Nanjing University, China
Open-environment machine learning
Abstract: With the great success of machine learning, nowadays, more and more practical tasks involving open-environment scenarios, where important factors are subject to change, are present to the community. It becomes even more challenging as data are usually being accumulated with time, like streams, whereas it is hard to train the machine learning model after collecting all data as in conventional studies. This talk will briefly introduce some advances in this line of research.
Bio: Zhi-Hua Zhou is Professor of Computer Science and Artificial Intelligence at Nanjing University. His research interests are mainly in machine learning and data mining, with significant contributions to ensemble learning, multi-label and weakly supervised learning, etc. He has authored the books "Ensemble Methods: Foundations and Algorithms", "Machine Learning", etc., and published more than 200 papers in top-tier journals or conferences.
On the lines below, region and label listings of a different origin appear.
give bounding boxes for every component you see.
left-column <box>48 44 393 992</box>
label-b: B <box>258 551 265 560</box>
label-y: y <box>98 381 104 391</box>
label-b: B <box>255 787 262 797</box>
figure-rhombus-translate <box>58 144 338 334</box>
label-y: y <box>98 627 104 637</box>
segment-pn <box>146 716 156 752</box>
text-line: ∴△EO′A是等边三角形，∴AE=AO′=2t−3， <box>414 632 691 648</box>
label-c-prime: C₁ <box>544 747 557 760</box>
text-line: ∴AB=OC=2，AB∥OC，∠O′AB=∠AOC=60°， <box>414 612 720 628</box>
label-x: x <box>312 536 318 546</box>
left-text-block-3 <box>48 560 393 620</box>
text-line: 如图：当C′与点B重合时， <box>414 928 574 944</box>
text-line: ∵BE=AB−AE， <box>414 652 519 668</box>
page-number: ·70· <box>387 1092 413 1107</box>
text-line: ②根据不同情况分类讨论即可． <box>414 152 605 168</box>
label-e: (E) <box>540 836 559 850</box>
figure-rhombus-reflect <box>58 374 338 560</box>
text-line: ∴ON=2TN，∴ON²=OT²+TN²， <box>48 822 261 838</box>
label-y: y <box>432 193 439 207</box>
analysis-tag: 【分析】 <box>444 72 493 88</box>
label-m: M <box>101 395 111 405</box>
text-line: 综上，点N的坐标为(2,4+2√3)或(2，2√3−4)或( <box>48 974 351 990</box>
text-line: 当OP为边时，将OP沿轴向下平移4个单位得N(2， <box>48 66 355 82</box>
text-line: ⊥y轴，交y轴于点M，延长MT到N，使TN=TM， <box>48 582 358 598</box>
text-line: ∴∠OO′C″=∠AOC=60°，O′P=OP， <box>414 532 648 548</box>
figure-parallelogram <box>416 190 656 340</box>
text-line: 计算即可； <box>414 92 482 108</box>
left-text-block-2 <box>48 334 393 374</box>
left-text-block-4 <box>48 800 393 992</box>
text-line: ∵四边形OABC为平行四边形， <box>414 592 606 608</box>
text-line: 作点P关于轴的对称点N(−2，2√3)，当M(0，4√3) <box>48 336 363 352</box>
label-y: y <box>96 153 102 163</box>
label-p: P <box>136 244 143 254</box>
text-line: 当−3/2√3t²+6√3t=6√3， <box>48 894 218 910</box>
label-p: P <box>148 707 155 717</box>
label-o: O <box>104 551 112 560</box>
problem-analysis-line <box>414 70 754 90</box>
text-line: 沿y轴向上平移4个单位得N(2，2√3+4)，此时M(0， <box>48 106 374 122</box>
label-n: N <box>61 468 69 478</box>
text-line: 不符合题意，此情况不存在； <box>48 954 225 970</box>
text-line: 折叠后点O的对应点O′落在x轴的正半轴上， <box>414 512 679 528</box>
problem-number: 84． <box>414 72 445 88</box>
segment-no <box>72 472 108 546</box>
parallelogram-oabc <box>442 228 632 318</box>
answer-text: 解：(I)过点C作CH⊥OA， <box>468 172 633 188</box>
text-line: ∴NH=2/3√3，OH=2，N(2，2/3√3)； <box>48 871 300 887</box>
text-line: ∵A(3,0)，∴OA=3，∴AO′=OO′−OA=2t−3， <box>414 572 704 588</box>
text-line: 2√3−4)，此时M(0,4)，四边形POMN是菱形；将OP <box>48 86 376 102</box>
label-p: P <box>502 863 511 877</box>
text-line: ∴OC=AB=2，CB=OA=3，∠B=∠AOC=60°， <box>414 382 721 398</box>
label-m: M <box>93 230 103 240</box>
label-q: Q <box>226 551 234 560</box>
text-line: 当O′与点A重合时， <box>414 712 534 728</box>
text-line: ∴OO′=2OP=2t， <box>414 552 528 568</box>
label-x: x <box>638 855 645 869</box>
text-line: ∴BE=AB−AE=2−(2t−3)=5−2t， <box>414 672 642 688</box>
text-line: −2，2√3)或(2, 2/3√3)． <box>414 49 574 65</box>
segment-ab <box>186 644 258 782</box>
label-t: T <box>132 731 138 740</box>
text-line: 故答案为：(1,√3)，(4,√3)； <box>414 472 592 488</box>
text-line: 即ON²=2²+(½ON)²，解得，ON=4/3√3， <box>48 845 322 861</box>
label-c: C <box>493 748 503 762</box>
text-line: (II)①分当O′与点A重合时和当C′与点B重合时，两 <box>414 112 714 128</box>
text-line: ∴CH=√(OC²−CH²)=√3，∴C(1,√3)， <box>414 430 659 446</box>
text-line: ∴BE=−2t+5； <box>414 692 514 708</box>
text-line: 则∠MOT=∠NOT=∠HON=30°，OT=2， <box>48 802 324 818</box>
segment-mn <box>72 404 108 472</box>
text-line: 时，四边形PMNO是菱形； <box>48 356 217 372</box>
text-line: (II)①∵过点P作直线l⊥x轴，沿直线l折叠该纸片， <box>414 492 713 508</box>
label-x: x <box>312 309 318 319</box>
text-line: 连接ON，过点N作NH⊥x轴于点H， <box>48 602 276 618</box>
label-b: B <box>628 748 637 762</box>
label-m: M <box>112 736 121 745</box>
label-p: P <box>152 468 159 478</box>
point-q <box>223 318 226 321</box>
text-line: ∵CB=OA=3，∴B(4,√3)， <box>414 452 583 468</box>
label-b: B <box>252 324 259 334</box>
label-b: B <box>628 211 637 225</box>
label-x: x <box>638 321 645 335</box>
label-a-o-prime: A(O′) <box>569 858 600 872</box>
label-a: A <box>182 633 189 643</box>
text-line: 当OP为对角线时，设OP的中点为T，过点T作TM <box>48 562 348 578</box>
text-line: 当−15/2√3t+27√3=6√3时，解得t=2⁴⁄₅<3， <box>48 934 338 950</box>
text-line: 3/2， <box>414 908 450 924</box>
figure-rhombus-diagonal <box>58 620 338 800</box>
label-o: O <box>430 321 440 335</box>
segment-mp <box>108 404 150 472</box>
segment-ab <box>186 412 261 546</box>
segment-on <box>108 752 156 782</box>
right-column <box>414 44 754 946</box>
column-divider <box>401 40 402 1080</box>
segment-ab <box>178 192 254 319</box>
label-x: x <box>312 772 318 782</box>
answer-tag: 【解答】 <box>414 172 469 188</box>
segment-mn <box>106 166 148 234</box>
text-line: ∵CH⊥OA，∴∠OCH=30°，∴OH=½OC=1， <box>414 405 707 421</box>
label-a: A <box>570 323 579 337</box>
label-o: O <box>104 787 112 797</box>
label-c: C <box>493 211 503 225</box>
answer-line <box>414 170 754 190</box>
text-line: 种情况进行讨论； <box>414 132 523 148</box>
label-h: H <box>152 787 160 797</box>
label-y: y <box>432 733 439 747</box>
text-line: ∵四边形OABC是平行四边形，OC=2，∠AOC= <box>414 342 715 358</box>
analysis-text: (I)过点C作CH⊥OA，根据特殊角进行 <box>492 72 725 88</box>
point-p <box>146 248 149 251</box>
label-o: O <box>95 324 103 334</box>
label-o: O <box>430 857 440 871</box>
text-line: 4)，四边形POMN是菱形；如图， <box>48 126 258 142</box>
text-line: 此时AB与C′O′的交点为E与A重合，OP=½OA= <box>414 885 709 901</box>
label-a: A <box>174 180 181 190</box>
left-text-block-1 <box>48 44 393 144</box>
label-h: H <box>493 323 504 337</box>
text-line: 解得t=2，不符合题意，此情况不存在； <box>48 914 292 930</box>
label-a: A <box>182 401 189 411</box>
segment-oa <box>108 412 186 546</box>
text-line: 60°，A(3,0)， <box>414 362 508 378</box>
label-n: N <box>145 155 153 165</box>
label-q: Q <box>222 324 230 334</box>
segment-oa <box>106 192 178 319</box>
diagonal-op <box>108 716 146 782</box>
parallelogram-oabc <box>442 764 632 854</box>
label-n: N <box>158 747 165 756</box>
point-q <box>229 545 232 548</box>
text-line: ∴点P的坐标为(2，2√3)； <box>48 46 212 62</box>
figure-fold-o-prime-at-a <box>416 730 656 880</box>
Many of his inventions have been successfully transferred to industry. He founded ACML (Asian Conference on Machine Learning), served as Program Chair for AAAI-19, IJCAI-21, etc., General Chair for ICDM'16, SDM'22, etc., and Senior Area Chair for NeurIPS and ICML. He is series editor of Springer LNAI, on the advisory board of AI Magazine, and serves as editor-in-chief of Frontiers of Computer Science, associate editor of AIJ, MLJ, IEEE TPAMI, ACM TKDD, etc. He is a Fellow of the ACM, AAAI, AAAS, IEEE, and recipient of the National Natural Science Award of China, the IEEE Computer Society Edward J. McCluskey Technical Achievement Award, the CCF-ACM Artificial Intelligence Award, etc.